Closed camilavargasp closed 3 months ago
hey all - I (Jeanette) ended up reaching out to Pascale directly to figure out what she meant and went ahead and put in a fix. the package goes and downloads a bunch of data from a couple of sources which have some inconsistent file naming. the two most recent years of data have a different filename structure so the function wasn't picking up on them. thats what Pascale meant by not updating - the new datasets weren't being retrieved. It was a very quick fix so I just did it
there are still a few cleanup tasks that need doing on the package despite the fix. I can create some issues in the repo - can either of you work on fixing them? should be pretty fast I (Jeanette) think: (Link to issues in package repo)
First I forked the repo because I don't have push access.
Then I found out which specific dataset is causing the parsing problem. It's dayflowcalculations2019.csv, which can be downloaded here (this url is from urls[[8]]
).
> dat <- lapply(urls[[8]], readr::read_csv, col_types=col_types, show_col_types = T, progress = T)
Rows: 379 Columns: 29
── Column specification ────────────────────────────────────────────────────────────────────────────────────────────────────────────────────────
Delimiter: ","
chr (29): Year, Mo, Date, SAC, YOLO, CSMR, MOKE, MISC, SJR, EAST, TOT, CCC, SWP, CVP, NBAQ, EXPORTS, GCD, PREC, MISDV, CD, XGEO, WEST, RIO, ...
ℹ Use `spec()` to retrieve the full column specification for this data.

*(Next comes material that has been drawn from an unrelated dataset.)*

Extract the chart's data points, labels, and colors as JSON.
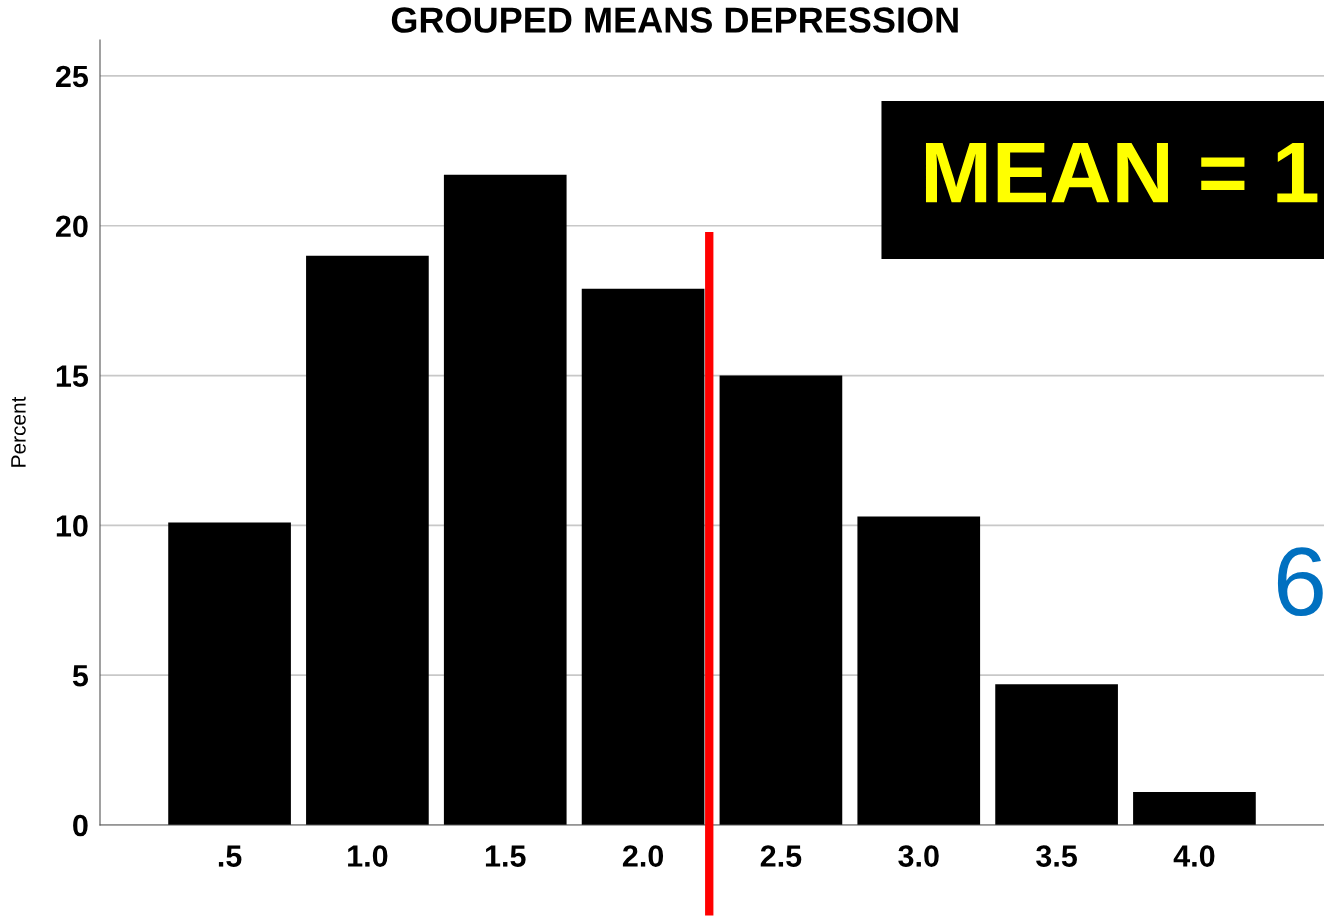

ℹ Specify the column types or set `show_col_types = FALSE` to quiet this message.
Warning message:
One or more parsing issues, call `problems()` on your data frame for details, e.g.:
dat <- vroom(...)
problems(dat)
On closer inspection:
> dayflowcalculations2019 <- read_csv("dayflowcalculations2019.csv")
Rows: 379 Columns: 29
── Column specification ────────────────────────────────────────────────────────────────────────────────────────────────────────────────────────
Delimiter: ","
chr (26): Year, Mo, Date, SAC, YOLO, CSMR, MOKE, MISC, SJR, EAST, TOT, CCC, SWP, CVP, NBAQ, EXPORTS, GCD, PREC, MISDV, CD, XGEO, WEST, RIO, ...
dbl (2): EFFEC, EFFDIV
num (1): X2
ℹ Use `spec()` to retrieve the full column specification for this data.
ℹ Specify the column types or set `show_col_types = FALSE` to quiet this message.
Warning message:
One or more parsing issues, call `problems()` on your data frame for details, e.g.:
dat <- vroom(...)
problems(dat)
> problems()
# A tibble: 379 × 5
row col expected actual file
<int> <int> <chr> <chr> <chr>
1 2 30 29 columns 30 columns /home/anchen/inundation/dayflowcalculations2019.csv
2 3 30 29 columns 30 columns /home/anchen/inundation/dayflowcalculations2019.csv
3 4 30 29 columns 30 columns /home/anchen/inundation/dayflowcalculations2019.csv
4 5 30 29 columns 30 columns /home/anchen/inundation/dayflowcalculations2019.csv
5 6 30 29 columns 30 columns /home/anchen/inundation/dayflowcalculations2019.csv
6 7 30 29 columns 30 columns /home/anchen/inundation/dayflowcalculations2019.csv
7 8 30 29 columns 30 columns /home/anchen/inundation/dayflowcalculations2019.csv
8 9 30 29 columns 30 columns /home/anchen/inundation/dayflowcalculations2019.csv
9 10 30 29 columns 30 columns /home/anchen/inundation/dayflowcalculations2019.csv
10 11 30 29 columns 30 columns /home/anchen/inundation/dayflowcalculations2019.csv
# ℹ 369 more rows
# ℹ Use `print(n = ...)` to see more rows
Need to investigate further next week 🔍
Edit: Wait, it seems like there are actually 2 different tables in this csv file! I'll let Jeanette know.
Jeanette let me know that she did not want that second table to make it into the integrated dataset so I had to do some special parsing on the file.
Opened a pull request here so that Jeanette can give me feedback.
The other issue (upgrade setup R step) has also been taken care of in that PR.
Jeanette approved of my changes so the PR is now closed and merged back into main
🎉 yay!! I think we're done with maintaining this package for now.
Jeanette -- the Delta crowd is having trouble with an R package you helped write. From an email thread, they sent Matt:
During the 2021 NCEAS-DSP SWG, I published a R package with Jeanette Clark (https://github.com/goertler/inundation). I was contacted by researchers trying to use it and it seems the part that Jeanette wrote is not updating. I'm not sure what they mean by "updating" but it is likely an R package maintenance issue.